Hope this message finds you well.

In order to propagate uncertainty, I am trying to find examples where all together in the same stan document, the output from the generated quantities of a model is used as the response variable for a second model.

I was originally doing this as separate steps:

  1. I get my observed data x (at a site level), fit a model to it where the likelihood is x[i]~N (mu[i],sigma), and then in the generated quantities I use the estimated parameters and data x to calculate a site-level metric, x2 (which has uncertainty).
  2. Outside of stan, per country, I calculate a weighted mean of x2, and classify a country as 1 or 0 is that weighted mean passes a threshold, so I end up having a variable x3 at a country level that is presence/absences.
  3. Then I run a logistic model to understand which country-level factors can predict that X3 variable. I get a distribution for the slopes of those country-factors (i.e., uncertainty in the estimated slope from all iterations).

However, someone pointed out that I should do it all together in stan to propagate uncertainty, and I would like to learn how to do it. What I described above would not propagate the uncertainty from X2 to the step 3 (i.e., slope uncertainty in step 3 does not include the uncertainty from X2).

So my question is, are there any examples out there that do this sort of thing (models on models within stan)? Alternatively, is there a way to add two model components in the same stan document. For example:
data{
observed data at a site level
site-level predictors of first model
country-level predictors of second model
}
parameters{
parameters for model 1
parameters for model 2
}
transformed parameters{
transformed parameters for model 1
transformed parameters for model 2
}
model1{
likelihood and priors for site-level response variable
}
generated quantities{
new variable based on observed data and parameters
calculate weighted mean per country and calculate presence/absence depending on threshold: second response variable
}
model 2{
likelihood and priors for second response variable (country-level)
}

Hope my message is clear and sorry for the matters. I do not have a reproducible example because I just want to know if this can be done and if there are any examples out there that do this so I can learn how to do it. Thank you in advance!

Best regards
Jessica

Hi @Jessica_ZM, I’ll take a stab at this, although you might be better off waiting for someone with more expertise to weigh in.

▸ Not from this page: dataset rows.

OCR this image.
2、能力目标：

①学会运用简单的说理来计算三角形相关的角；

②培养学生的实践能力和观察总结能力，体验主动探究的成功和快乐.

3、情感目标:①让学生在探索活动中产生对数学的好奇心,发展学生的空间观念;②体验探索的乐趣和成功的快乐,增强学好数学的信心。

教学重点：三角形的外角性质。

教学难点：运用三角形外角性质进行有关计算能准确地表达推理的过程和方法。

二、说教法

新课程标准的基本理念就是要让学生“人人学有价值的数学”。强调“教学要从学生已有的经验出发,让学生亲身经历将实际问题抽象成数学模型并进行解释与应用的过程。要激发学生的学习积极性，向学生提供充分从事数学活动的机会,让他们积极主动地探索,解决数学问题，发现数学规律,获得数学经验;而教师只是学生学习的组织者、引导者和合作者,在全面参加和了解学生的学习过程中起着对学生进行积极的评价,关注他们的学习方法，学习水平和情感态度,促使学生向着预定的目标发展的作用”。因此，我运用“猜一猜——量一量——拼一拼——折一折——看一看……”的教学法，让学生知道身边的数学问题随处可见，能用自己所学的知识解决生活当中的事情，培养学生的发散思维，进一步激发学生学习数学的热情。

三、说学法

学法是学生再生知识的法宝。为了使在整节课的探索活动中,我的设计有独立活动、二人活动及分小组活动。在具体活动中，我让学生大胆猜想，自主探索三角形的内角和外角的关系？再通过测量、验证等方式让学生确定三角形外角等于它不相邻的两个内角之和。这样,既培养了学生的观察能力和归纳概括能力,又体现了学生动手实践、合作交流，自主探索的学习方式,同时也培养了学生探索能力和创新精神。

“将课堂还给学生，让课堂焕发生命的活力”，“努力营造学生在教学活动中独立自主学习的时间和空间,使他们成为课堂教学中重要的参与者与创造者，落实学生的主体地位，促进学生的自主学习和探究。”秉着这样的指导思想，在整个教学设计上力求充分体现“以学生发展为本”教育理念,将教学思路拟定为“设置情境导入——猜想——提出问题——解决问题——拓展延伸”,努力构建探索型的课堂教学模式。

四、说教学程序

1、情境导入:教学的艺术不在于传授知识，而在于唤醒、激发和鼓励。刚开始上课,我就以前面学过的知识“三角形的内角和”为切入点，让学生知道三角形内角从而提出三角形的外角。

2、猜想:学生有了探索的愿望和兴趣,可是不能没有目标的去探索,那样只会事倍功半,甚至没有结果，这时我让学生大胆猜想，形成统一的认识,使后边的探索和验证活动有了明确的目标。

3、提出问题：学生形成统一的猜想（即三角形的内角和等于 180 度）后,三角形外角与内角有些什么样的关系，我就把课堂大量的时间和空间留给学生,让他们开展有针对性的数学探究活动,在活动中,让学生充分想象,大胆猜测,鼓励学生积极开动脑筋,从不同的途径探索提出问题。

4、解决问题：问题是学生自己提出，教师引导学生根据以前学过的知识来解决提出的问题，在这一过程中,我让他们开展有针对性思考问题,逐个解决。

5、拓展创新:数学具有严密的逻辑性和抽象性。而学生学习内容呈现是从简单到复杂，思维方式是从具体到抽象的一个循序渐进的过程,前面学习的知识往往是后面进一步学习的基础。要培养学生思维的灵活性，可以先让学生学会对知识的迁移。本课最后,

Unless your generated quantities do something prohibited in a transformed parameters block, I think you can just put those calculations into the transformed parameters block and then put model 1 & model 2 into just one model block, so:

data{
  #observed data at a site level
  #site-level predictors of first model
  #country-level predictors of second model
}
parameters{
  #params for model 1
  #params for model 2
}
transformed parameters{
  #transformed parameters for model 1
  #transformed parameters for model 2

  #calculate weighted mean per country
}
model {
  #likelihood and priors for site-level response variable
  #likelihood and priors for second response variable (country-level)
}

The only issue I can see has to do with the thresholding/binarizing of the x3 parameter, since I don’t think Stan can model discrete parameters directly.

Instead of logistic regression on 0/1, could you instead model the the un-thresholded value (the weighted mean of x2)?